Bu cezalar bir yönden suçlu için ceza ve diğer yönden toplum için faydaya sahiptir. Örneğin Müslüman bir kölenin azat edilmesi, yoksul ve fakirlerin doyurulması veya giydirilmesi gibi. Bazı yerlerde ise, kefaret oruçlu olmak veya haccın tekrar edilmesidir.

Muayyen, Mürettep ve Muhayyer Kefaret

Fıkıh teriminde kefaret: Muayyene, Mürettebe ve Muhayyere olmak üzere üç kısma ayrılır.

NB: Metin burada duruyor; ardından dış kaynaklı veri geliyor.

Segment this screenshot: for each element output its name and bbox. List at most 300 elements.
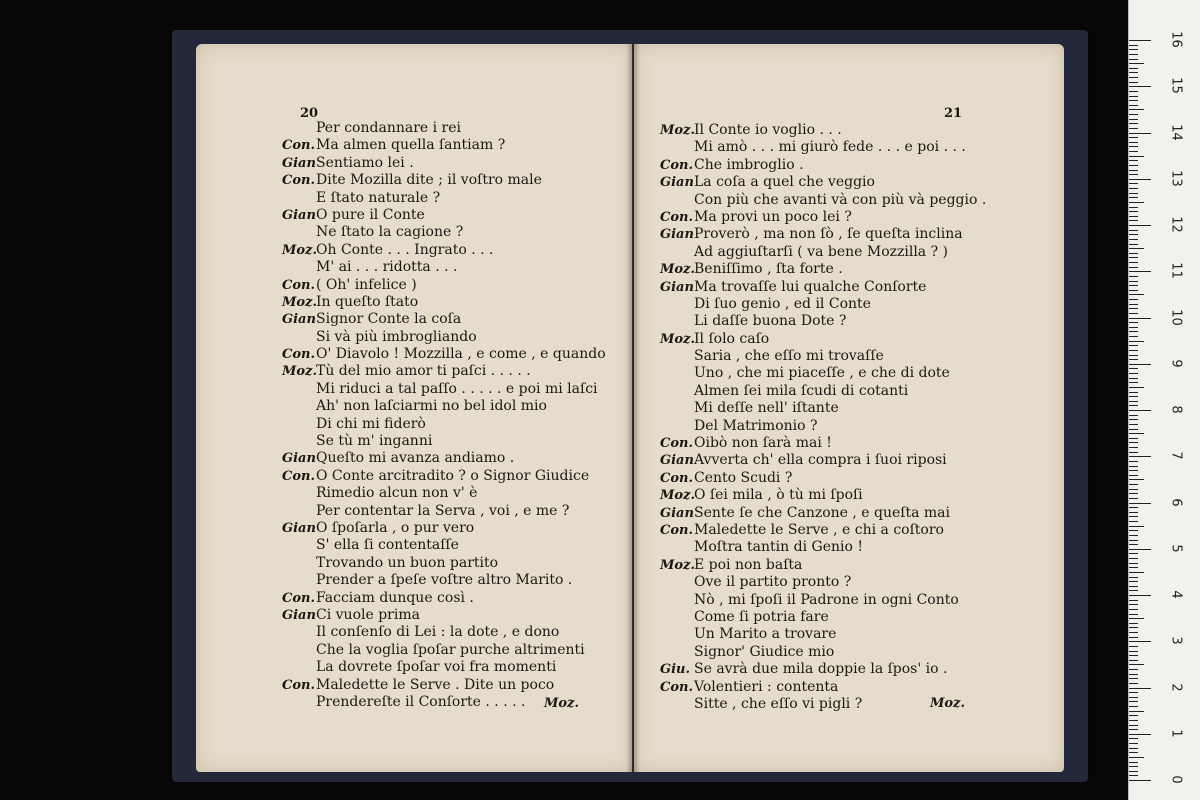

Muhayyere kefaret (ihtiyar sahibi): Şari (Şeriat/İslam) birkaç çeşit kefaret belirlemiş ve kişiyi bunlardan birini seçmekle muhayyer (ihtiyar sahibi) etmiştir. Şunlar muhayyer kefareti gerekli kılar: Ramazan orucunu bilerek batıl etmek, ahit ve adağını bozmak ve matem sırasında kadının saçını yolması. Bu yerlerde mükellef birkaç çeşit kefaret yapmakla muhayyer ve özgürdür: Köle azat etmek, peş peşe olmak üzere oruç tutmak, altmış fakire yemek vermek.[9]

Muayyen kefaret (belirlenmiş): Bireyin seçme hakkı olmadığı ve kefaretinin Şari (İslam/Şeriat) tarafından belirlendiği kefarettir.

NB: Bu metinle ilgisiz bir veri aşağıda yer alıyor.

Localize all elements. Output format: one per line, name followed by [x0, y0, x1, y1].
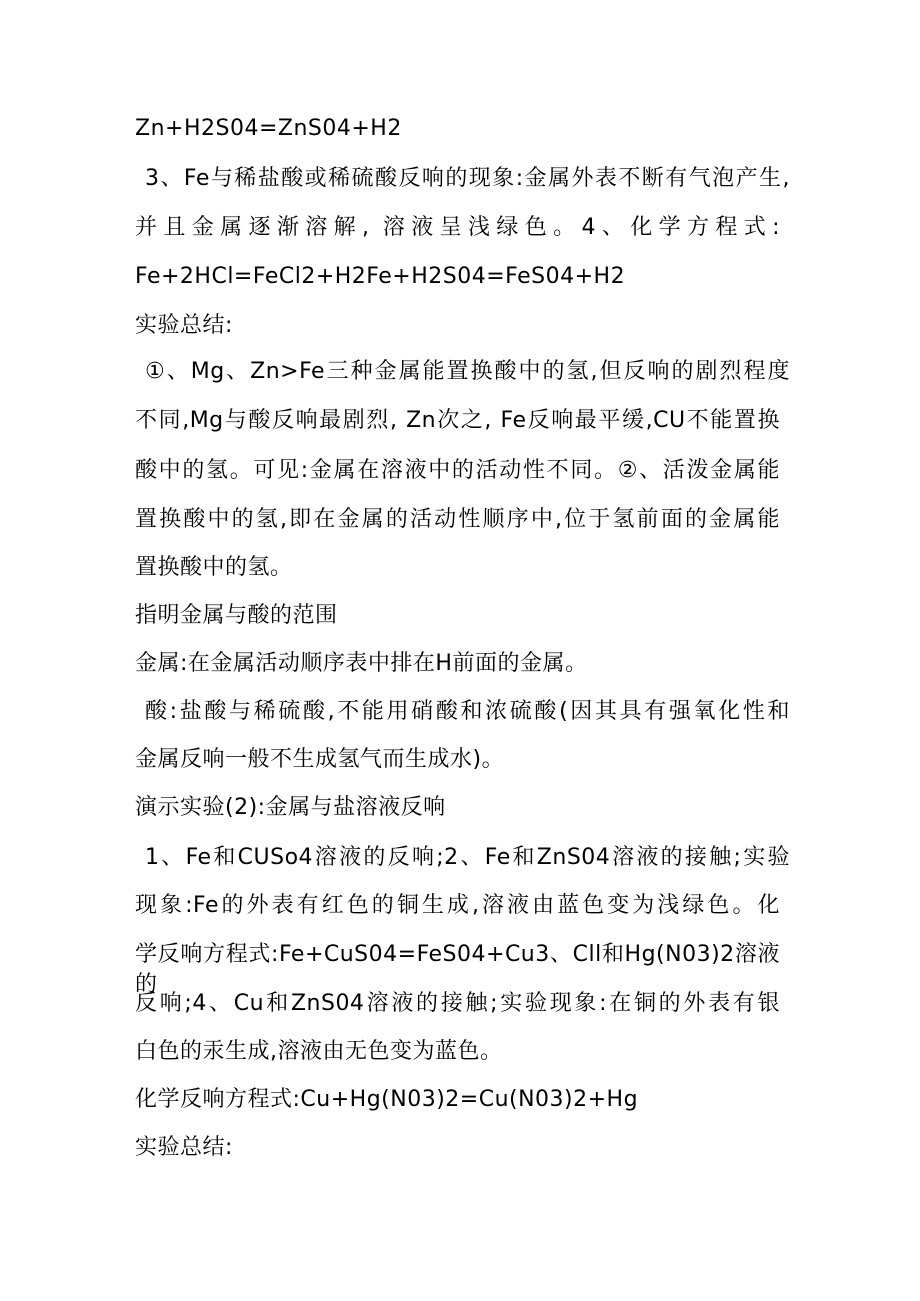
text-line-14: 金属反响一般不生成氢气而生成水)。	[135, 747, 505, 772]
text-line-5: 实验总结:	[135, 313, 233, 338]
text-line-21: 化学反响方程式:Cu+Hg(N03)2=Cu(N03)2+Hg	[135, 1087, 639, 1112]
text-line-8: 酸中的氢。可见:金属在溶液中的活动性不同。②、活泼金属能	[135, 458, 780, 483]
text-line-10: 置换酸中的氢。	[135, 555, 293, 580]
text-line-15: 演示实验(2):金属与盐溶液反响	[135, 795, 446, 820]
text-line-7: 不同,Mg与酸反响最剧烈, Zn次之, Fe反响最平缓,CU不能置换	[135, 408, 780, 433]
text-line-11: 指明金属与酸的范围	[135, 603, 338, 628]
text-line-20: 白色的汞生成,溶液由无色变为蓝色。	[135, 1039, 503, 1064]
text-line-9: 置换酸中的氢,即在金属的活动性顺序中,位于氢前面的金属能	[135, 507, 780, 532]
text-line-2: 3、Fe与稀盐酸或稀硫酸反响的现象:金属外表不断有气泡产生,	[145, 166, 790, 191]
text-line-6: ①、Mg、Zn>Fe三种金属能置换酸中的氢,但反响的剧烈程度	[145, 359, 790, 384]
text-line-18: 学反响方程式:Fe+CuS04=FeS04+Cu3、Cll和Hg(N03)2溶液的	[135, 942, 780, 997]
text-line-3: 并且金属逐渐溶解, 溶液呈浅绿色。4、化学方程式:	[135, 215, 780, 240]
text-line-1: Zn+H2S04=ZnS04+H2	[135, 116, 402, 141]
text-line-13: 酸:盐酸与稀硫酸,不能用硝酸和浓硫酸(因其具有强氧化性和	[145, 699, 790, 724]
text-line-22: 实验总结:	[135, 1135, 233, 1160]
text-line-12: 金属:在金属活动顺序表中排在H前面的金属。	[135, 651, 588, 676]
text-line-4: Fe+2HCl=FeCl2+H2Fe+H2S04=FeS04+H2	[135, 264, 626, 289]
text-line-16: 1、Fe和CUSo4溶液的反响;2、Fe和ZnS04溶液的接触;实验	[145, 845, 790, 870]
text-line-17: 现象:Fe的外表有红色的铜生成,溶液由蓝色变为浅绿色。化	[135, 893, 780, 918]
text-line-19: 反响;4、Cu和ZnS04溶液的接触;实验现象:在铜的外表有银	[135, 991, 780, 1016]
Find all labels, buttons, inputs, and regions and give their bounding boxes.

Mürettebe kefaret (tertibe göre): İslam tarafından kefaretler belli bir sıralamaya göre belirlenmiştir. Birey eğer birinci sıradaki kefareti yerine getirmeye güç yetiremezse, ikinci sıradaki kefaret sıraya girer…[10]

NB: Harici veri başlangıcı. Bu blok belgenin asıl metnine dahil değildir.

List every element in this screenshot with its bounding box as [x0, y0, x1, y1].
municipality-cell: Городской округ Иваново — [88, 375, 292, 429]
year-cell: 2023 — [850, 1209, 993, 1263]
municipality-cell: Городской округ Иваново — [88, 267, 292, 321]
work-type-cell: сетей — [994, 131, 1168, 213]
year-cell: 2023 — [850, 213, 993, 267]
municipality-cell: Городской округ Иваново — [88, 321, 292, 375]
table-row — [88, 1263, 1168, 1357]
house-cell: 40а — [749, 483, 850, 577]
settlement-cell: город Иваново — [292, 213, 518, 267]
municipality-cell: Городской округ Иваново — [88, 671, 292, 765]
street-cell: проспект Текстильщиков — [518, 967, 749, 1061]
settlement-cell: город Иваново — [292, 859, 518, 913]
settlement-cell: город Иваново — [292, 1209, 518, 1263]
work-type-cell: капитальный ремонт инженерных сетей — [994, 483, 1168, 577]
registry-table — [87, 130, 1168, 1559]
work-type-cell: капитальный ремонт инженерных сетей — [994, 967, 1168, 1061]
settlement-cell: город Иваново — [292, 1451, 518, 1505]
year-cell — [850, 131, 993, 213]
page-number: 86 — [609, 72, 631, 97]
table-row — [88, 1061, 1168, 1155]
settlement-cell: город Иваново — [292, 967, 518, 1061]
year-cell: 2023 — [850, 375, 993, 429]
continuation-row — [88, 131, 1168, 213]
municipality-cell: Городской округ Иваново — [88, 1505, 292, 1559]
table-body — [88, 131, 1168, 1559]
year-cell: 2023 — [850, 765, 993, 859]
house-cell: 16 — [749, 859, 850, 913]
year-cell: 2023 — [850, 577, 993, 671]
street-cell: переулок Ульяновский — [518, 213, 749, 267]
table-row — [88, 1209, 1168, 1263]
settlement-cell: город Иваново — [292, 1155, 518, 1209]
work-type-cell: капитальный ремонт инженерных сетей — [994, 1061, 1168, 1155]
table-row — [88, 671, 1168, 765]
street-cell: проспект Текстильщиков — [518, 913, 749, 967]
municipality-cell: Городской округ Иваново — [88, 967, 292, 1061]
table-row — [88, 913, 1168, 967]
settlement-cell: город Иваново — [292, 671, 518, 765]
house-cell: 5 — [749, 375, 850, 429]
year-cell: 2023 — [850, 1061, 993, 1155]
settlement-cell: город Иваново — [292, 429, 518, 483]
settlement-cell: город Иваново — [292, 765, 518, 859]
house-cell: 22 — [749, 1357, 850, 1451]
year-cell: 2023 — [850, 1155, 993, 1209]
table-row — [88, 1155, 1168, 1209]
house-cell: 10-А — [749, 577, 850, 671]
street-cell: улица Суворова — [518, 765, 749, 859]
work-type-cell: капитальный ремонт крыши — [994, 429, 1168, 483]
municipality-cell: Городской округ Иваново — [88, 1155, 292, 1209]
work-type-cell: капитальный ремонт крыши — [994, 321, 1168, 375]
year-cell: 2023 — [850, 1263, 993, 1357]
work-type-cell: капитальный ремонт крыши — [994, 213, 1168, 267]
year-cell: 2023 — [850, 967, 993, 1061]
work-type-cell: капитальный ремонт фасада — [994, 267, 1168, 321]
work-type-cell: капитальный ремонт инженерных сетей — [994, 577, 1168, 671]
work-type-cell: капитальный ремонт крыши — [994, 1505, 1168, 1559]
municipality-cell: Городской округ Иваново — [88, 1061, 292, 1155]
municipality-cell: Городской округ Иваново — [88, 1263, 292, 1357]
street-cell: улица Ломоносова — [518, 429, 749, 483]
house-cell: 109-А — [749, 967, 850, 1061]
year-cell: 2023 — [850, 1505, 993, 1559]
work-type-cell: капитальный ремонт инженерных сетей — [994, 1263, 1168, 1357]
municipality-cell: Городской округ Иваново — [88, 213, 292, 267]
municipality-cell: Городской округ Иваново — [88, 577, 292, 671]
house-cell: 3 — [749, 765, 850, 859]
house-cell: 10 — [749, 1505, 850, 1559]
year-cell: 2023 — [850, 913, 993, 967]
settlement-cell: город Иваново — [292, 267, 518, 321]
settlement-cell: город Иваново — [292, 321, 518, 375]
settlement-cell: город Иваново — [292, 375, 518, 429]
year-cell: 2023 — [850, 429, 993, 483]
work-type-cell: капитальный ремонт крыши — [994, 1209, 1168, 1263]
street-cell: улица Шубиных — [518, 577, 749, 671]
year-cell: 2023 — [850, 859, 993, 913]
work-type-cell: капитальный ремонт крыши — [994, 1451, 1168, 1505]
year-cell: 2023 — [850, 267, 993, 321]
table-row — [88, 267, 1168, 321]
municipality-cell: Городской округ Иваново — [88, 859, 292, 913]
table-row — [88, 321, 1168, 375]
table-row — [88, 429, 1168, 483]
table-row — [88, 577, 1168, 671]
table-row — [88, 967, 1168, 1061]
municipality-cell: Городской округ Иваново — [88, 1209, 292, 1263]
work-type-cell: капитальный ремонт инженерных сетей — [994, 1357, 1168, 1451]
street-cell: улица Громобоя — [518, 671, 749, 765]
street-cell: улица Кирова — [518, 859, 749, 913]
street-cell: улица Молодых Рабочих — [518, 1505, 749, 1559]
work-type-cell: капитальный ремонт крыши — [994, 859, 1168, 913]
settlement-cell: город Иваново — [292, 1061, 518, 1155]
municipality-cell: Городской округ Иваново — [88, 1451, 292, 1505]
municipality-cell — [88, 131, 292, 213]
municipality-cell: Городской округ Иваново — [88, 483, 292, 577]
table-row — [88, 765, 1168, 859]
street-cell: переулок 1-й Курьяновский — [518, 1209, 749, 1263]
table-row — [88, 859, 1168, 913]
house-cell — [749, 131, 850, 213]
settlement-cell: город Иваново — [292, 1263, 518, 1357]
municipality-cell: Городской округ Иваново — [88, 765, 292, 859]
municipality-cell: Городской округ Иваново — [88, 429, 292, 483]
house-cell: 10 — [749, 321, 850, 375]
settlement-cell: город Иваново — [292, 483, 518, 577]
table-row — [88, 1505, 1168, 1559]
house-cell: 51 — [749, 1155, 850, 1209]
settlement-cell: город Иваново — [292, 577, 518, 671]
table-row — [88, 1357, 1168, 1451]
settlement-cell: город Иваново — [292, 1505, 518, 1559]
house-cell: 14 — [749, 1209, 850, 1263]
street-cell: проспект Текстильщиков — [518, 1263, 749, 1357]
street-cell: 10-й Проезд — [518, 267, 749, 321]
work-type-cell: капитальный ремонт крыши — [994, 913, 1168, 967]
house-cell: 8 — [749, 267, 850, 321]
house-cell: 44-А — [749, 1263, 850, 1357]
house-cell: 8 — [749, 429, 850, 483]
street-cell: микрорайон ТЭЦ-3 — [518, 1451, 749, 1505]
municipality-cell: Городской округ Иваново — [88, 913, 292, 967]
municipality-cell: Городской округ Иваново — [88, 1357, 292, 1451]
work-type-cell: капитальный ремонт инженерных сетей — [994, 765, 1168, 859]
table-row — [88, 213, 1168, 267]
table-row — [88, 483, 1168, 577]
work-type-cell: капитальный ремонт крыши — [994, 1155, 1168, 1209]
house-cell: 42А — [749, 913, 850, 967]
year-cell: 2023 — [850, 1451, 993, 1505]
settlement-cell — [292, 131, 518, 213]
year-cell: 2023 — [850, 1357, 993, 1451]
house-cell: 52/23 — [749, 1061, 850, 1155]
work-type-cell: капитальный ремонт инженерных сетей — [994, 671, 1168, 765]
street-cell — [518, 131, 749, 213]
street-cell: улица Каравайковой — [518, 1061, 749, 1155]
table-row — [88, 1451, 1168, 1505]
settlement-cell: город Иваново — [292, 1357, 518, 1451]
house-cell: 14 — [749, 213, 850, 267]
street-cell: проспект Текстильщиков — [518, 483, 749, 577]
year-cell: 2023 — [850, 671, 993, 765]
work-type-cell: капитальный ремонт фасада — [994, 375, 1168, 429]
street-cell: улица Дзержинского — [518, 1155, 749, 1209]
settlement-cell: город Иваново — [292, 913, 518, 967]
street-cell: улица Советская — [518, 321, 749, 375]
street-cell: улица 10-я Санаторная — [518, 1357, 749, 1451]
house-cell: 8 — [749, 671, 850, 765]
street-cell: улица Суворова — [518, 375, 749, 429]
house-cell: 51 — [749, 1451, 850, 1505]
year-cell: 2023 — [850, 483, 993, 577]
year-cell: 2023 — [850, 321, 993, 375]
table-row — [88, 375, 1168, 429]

Kefaretin bir diğer çeşidi ise, muhayyere ve mürettebe kefaretlerinde geçerlidir. Şöyle ki mükellef birkaç çeşit kefaretten birisini yapmakla muhayyerdir. Eğer birisini yapamazsa, bir sonrakini yapar.[11]

Toplu Kefaret

“Cem ve toplu kefarette” üç çeşit kefaret birlikte eda edilmelidir: Köle azat etmek, peş peşe olmak üzere iki ay oruç tutmak ve altmış fakire yemek vermek. Cem kefaret şu yerlerde verilir: Kasten bir mümini öldürmek, içki içmek gibi haram bir şeyle Ramazan ayı orucunu bozmak.[12]

Kefaret Yerleri

Bazı günahlara mürtekip olmak insanın boynuna kefaret gelmesine neden olur. Meşhur müçtehitlerin fetvalarına göre onlardan bazıları şunlardan ibarettir:

Oruç kefareti

Ramazan ayı orucunu bozmak: Ramazan ayının orucunu bilerek bozmanın kefareti, köle azat etmek veya altmış yoksula yemek vermek yahut 31 günü art arda olmak üzere iki ay oruç tutmaktır.[13]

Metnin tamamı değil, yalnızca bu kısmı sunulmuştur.